Тут дедушка Рагнарис спросил презрительно, какое дело у Бешеного Волка (ибо таков смысл имени "Одвульф") чистейших готских кровей к какому-то рабу-гепиду? И поинтересовался, ядовитый, как гриб мухомор: не захватил ли Тарасмунд часом знаменитого гепидского вождя?
Тарасмунд невозмутимо ответствовал, что захватил он Багмса в битве и вопросов не задавал - недосуг было.

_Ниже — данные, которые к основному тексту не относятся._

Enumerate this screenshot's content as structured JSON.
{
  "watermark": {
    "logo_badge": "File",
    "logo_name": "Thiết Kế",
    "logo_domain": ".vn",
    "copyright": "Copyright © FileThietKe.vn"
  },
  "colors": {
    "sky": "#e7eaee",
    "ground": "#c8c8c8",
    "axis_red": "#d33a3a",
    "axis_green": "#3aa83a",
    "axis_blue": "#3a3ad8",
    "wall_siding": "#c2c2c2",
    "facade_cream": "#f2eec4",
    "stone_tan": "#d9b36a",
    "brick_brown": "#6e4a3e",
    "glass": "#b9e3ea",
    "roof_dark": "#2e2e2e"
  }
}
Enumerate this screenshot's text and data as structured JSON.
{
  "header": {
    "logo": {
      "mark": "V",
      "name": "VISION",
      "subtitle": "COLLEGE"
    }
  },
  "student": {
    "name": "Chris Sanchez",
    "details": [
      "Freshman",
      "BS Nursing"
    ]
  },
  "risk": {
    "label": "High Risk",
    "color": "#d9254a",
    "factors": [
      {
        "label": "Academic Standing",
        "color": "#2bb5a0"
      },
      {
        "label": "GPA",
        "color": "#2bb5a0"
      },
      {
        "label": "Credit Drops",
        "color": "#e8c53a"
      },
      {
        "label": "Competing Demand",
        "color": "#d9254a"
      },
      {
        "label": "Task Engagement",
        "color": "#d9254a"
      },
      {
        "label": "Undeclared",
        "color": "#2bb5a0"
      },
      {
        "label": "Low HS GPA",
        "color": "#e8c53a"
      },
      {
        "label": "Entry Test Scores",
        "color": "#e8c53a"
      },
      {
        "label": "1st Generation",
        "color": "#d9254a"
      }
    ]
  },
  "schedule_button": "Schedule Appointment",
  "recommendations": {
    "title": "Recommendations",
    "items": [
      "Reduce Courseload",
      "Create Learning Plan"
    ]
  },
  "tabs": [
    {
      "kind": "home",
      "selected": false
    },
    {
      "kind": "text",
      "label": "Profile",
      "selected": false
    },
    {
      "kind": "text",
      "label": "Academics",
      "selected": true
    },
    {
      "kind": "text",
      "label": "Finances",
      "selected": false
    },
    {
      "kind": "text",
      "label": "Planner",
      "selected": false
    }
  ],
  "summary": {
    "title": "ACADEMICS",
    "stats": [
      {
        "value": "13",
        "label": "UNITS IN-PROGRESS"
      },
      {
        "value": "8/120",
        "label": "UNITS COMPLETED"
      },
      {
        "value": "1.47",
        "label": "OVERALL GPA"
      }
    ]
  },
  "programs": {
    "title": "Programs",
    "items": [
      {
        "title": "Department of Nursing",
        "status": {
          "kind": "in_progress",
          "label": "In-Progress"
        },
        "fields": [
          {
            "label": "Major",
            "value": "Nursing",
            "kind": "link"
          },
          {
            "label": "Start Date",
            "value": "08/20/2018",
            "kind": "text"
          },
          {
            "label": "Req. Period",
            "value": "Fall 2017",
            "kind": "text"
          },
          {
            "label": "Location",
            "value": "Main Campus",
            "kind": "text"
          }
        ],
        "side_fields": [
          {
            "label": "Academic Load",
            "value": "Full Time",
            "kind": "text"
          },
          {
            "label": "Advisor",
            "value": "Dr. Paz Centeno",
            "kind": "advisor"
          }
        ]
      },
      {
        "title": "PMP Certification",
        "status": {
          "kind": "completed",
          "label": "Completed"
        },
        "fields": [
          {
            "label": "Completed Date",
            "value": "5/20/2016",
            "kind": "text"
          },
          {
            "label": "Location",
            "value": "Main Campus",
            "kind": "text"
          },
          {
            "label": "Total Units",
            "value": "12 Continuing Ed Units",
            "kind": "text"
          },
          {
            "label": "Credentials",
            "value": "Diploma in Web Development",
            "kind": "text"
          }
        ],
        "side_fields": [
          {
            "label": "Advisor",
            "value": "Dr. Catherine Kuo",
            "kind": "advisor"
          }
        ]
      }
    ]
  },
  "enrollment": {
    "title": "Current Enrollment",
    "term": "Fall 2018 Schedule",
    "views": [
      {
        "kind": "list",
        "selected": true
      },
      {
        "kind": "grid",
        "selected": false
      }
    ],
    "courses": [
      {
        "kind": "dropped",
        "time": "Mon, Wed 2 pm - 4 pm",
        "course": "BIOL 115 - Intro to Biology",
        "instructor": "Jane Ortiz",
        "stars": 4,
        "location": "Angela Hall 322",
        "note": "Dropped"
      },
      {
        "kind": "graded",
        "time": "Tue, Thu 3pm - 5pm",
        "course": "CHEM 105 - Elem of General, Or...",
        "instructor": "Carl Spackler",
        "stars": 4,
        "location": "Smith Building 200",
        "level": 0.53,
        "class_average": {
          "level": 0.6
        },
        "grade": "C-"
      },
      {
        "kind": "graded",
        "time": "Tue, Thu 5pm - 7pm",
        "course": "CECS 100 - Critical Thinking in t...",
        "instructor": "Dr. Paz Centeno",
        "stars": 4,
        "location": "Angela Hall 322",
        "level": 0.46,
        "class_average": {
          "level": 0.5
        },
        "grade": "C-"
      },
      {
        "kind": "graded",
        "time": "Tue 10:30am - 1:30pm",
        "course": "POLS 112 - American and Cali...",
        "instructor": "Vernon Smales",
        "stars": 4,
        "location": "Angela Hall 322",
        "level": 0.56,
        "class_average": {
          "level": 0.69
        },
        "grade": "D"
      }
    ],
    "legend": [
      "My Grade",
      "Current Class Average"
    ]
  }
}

Одвульф же усы свои вислые встопорщив, проговорил заносчиво, что в Царстве Божием, мол, нет ни гота, ни гепида, ни кочевника, ни земледельца, ни свободного, ни раба, а все сплошь рабы Божьи.
Дедушка Рагнарис сказал, что лучше удавиться, чем в такое царство попасть.
И дедушка Рагнарис, который до того на Багмса и глядеть не хотел, спросил у гепида: неужто тот и впрямь хочет в такое место попасть, где его посадят за один стол с болтливым и хвастливым вандалом?
Багмс подумал и головой помотал.
Дедушка не отступался: может, Багмсу милее с высокомерным герулом рядом сидеть?
Тут Багмс совсем растерялся и уставился на Тарасмунда.
Я подумал о том, что Багмс, может быть, не очень хорошо понимает по-готски.
И сказал об этом.
Тут Одвульф закричал, что Багмс все понимает не хуже гота, хоть и гепид.
А дедушка напустился на меня за то, что встреваю в разговор, и прочь из дома выгнал. А заодно и сестер моих, Галесвинту и Сванхильду.
Я сел на колоду посреди двора. Из дома нашего доносились яростные крики. Медведем зычно ревел дедушка Рагнарис; матерым волком вторил ему Одвульф. А Тарасмунд и Багмс молчали.
Потом откинулась дверь, во двор выскочил Одвульф. Чуть не налетел на меня и скрылся в темноте. В спину ему полетел из раскрытой двери кувшин. Дедушка Рагнарис продолжал выкрикивать угрозы.
Я понял, что Одвульфу снова не удалось достичь святости.
А сестрам моим, Сванхильде и Галесвинте, все хиханьки да хаханьки.
КАК ТАРАСМУНД К ТЕОДОБАДУ ОТПРАВИЛСЯ
Вскоре после покоса это было. Я услышал, как Хродомер говорит дедушке Рагнарису: "Нет ничего доброго в том, чтобы готы из-за какого-то гепида между собой ссорились". Дедушка покраснел и набычился. Я понял, что Хродомер это про нашу семью говорит.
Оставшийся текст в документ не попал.